For many people, estate planning that takes full account of personal, family, business, and charitable objectives can benefit from a creative application of "strategic philanthropy" as one component of a comprehensive plan. The descriptions that follow of representative gift vehicles are meant to demonstrate the range of planning tools available to you and your advisors. We would welcome the opportunity to assist you in reviewing the applicability of any of these methods as you consider how best to make a gift to Lawrence. While these types of gifts can be very advantageous for the individual and the college, the issues surrounding them are often complex, and it is important to involve Lawrence’s Development Office early in the process.
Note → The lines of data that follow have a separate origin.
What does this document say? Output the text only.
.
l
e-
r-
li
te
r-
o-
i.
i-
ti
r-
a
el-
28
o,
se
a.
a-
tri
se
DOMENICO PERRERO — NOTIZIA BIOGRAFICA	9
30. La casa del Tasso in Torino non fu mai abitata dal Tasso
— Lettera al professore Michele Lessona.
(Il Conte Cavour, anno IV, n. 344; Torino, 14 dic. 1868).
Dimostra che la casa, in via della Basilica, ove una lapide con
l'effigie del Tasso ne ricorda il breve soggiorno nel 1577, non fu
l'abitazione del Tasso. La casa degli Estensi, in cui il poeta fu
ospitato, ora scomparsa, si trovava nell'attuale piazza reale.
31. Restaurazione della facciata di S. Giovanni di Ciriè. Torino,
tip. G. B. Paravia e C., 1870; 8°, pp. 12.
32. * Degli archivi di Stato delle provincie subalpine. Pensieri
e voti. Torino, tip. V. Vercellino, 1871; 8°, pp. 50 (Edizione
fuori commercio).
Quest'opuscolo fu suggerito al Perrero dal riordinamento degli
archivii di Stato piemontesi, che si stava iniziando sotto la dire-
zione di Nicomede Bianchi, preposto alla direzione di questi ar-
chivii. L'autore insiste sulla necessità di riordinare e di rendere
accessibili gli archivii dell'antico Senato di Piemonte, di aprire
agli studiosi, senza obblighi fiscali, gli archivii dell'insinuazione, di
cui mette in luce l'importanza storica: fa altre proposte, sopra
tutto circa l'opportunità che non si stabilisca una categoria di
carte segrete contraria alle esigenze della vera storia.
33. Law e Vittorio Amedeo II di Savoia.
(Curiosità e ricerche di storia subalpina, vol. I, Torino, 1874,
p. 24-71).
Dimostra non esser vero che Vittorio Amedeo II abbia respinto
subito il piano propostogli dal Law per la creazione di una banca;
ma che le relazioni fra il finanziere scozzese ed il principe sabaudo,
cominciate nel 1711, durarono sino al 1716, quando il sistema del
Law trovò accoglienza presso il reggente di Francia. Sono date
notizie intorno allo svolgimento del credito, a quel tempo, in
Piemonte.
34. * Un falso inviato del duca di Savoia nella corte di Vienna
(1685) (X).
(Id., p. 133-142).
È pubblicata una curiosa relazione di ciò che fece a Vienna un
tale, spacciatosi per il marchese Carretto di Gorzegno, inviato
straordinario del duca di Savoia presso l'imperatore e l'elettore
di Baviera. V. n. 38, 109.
Retirement Accounts - IRAs, 401(k), 403(b), TIAA-CREF, and the like - are a major factor in many financial plans. Because they often represent a sizable proportion of one's portfolio, it is natural to think of these assets when considering philanthropy.
When funds are removed from a qualified retirement plan, the owner must pay income tax on the withdrawal. Moreover, if qualified plan assets are included in one's estate, the amount in the plan is effectively taxed twice - once as "income with respect to a decedent" and then again under the estate tax structure. Retirement plan assets thus make a poor vehicle for a person to provide an inheritance to heirs because of the taxes that must be paid on withdrawals during life or on the qualified plan assets contained in one's estate.
Fortunately, both income and estate taxes can be avoided by giving plan assets to charity at death. However, care must be taken to make the charitable organization(s) beneficiary(ies) of the plan directly, rather than allowing the plan assets to be included in one's estate. Since the administration of each plan varies according to the policies written into the plan, it is best to seek advice from your plan's administrator and experienced professional advisors when considering naming charities as beneficiaries of your qualified plan assets.
Please request that your plan's administrator include your name with the gift so that we are able to thank you.
A "lead trust" is the converse of a charitable remainder trust. In the lead trust, assets are put in trust for a specific period, either a lifetime or a predetermined number of years, after which the trust assets revert to the grantor (donor), family members, or other individuals. During that period, the earnings of the trust are paid to Lawrence. Thus, the charity's interest "leads" that of the remainder beneficiaries.
Although it is possible to secure an income tax deduction from a charitable lead trust, this vehicle is more commonly used because of its potential to effect substantial estate and/or gift tax savings, which can be greater than if the same assets were transferred to family members through a will or other type of trust. If heirs are to be recipients of the lead trust assets upon termination, a gift tax may be due initially. The amount subject to tax is, however, reduced by the value of Lawrence's charitable interest, which will substantially lower the tax liability.
A properly constructed lead trust can provide a further benefit in the donor's ability to channel to heirs all future appreciation of the assets placed in trust without diminution by gift or estate tax.
A charitable lead trust may be established with cash, bonds, securities, closely held stock, income-producing real estate, or partnership interests.
Billions of dollars of life insurance are in force nationwide, but not all policies continue to serve a useful purpose for their owners. For many individuals, a change in circumstances or the death of a beneficiary leaves them holding life insurance policies that may be a resource for philanthropy.
An outright contribution of a partnership interest, general or limited, could provide the donor with a valuable income tax deduction. Because gifts of partnership interests raise complicated tax and investment questions, it is important to discuss such gifts with qualified professional advisors.
The family limited partnership represents a way for a stock owner in a closely held corporation to arrange for the orderly transfer of stock to the next generation at substantial estate and gift tax savings. Because these arrangements raise complicated tax and investment questions, it is important to discuss such gifts with qualified professional advisors.